These results include two runs of BLAST with two different word sizes—the default word size of 11, and a smaller word size of 9. For BLAST, the DUST filter option is disabled. We ran SOAP in both ungapped and gapped alignment modes. We report the number of unique queries that align with less than or equal to three errors.

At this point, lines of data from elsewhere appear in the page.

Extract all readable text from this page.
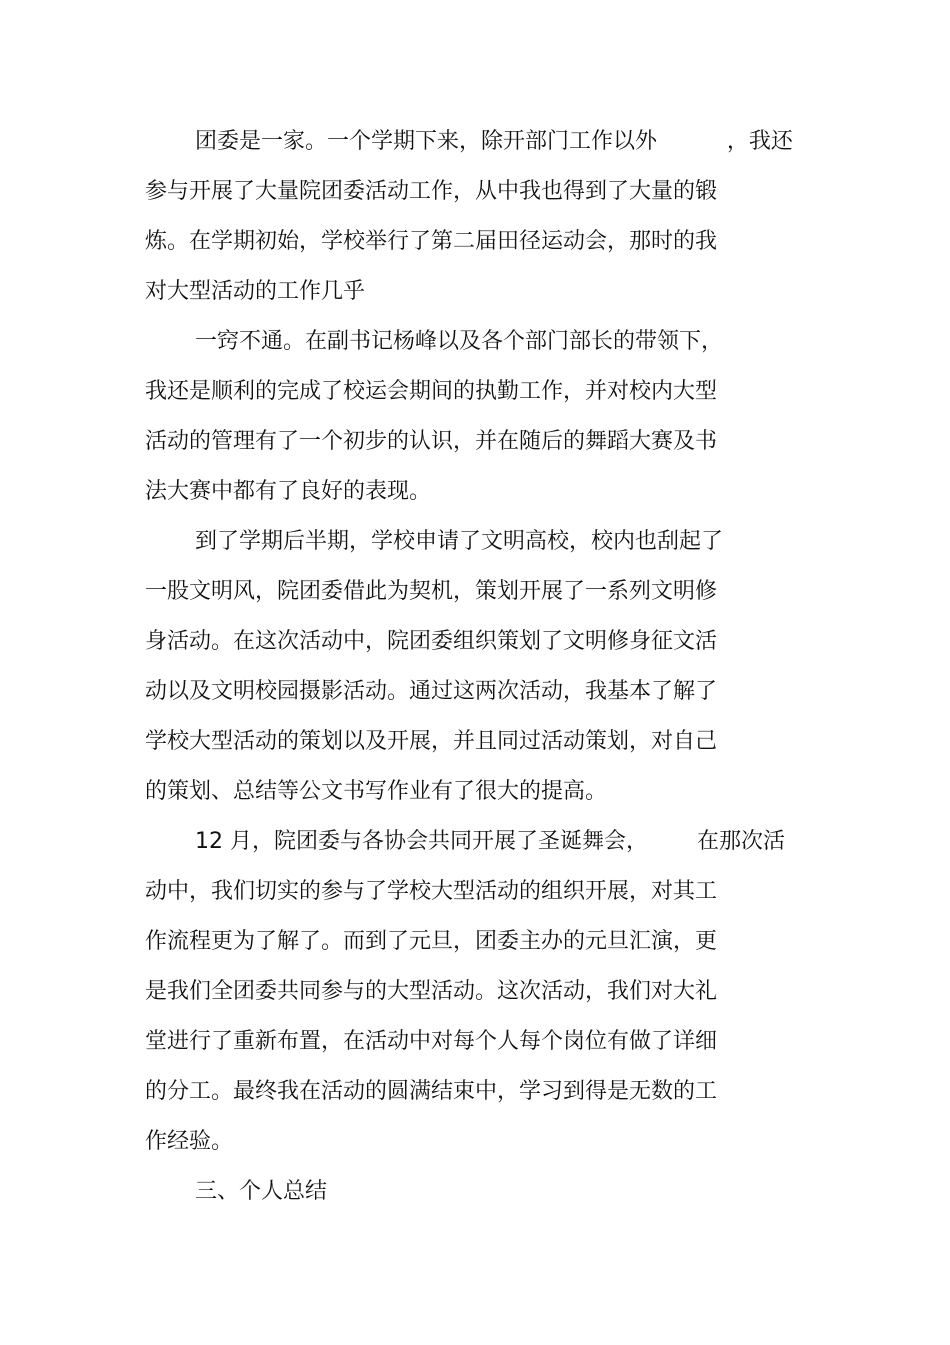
团委是一家。一个学期下来，除开部门工作以外          ，我还
参与开展了大量院团委活动工作，从中我也得到了大量的锻
炼。在学期初始，学校举行了第二届田径运动会，那时的我
对大型活动的工作几乎
一窍不通。在副书记杨峰以及各个部门部长的带领下，
我还是顺利的完成了校运会期间的执勤工作，并对校内大型
活动的管理有了一个初步的认识，并在随后的舞蹈大赛及书
法大赛中都有了良好的表现。
到了学期后半期，学校申请了文明高校，校内也刮起了
一股文明风，院团委借此为契机，策划开展了一系列文明修
身活动。在这次活动中，院团委组织策划了文明修身征文活
动以及文明校园摄影活动。通过这两次活动，我基本了解了
学校大型活动的策划以及开展，并且同过活动策划，对自己
的策划、总结等公文书写作业有了很大的提高。
12 月，院团委与各协会共同开展了圣诞舞会，       在那次活
动中，我们切实的参与了学校大型活动的组织开展，对其工
作流程更为了解了。而到了元旦，团委主办的元旦汇演，更
是我们全团委共同参与的大型活动。这次活动，我们对大礼
堂进行了重新布置，在活动中对每个人每个岗位有做了详细
的分工。最终我在活动的圆满结束中，学习到得是无数的工
作经验。
三、个人总结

Table 1 compares sensitivity and speed of various programs. It shows the number of queries mapped to the genome and total execution times of each program. As shown in Table 1, ProbeMatch is 10–15 times faster than BLAST, while aligning more queries. Compared with SOAP, ProbeMatch is 3.6–7 times slower, but it aligns 30–40% more queries: ProbeMatch and SOAP align 26 467 and 18 681 queries, respectively. Both programs found ungapped alignments with three mismatches for 16 024 queries. They also found gapped alignments with one continuous gap for 2657 queries. In addition to these alignments, ProbeMatch found alignments for 9944 queries, which cannot be found by SOAP. These queries are the ones with more than one gap, or have both gaps and mismatches. Compared with SeqMap, both SeqMap and ProbeMatch found the same number of alignments when three mismatches with up to three gaps are allowed. However, as shown in Table 1, ProbeMatch is 25 times faster than SeqMap.

Supplementary Material

[Supplementary Data]

ACKNOWLEDGEMENTS

We thank Terrence Barrette, Xuhong Cao and Chandan Kumar for making libraries, setting up machines and handling analysis pipeline.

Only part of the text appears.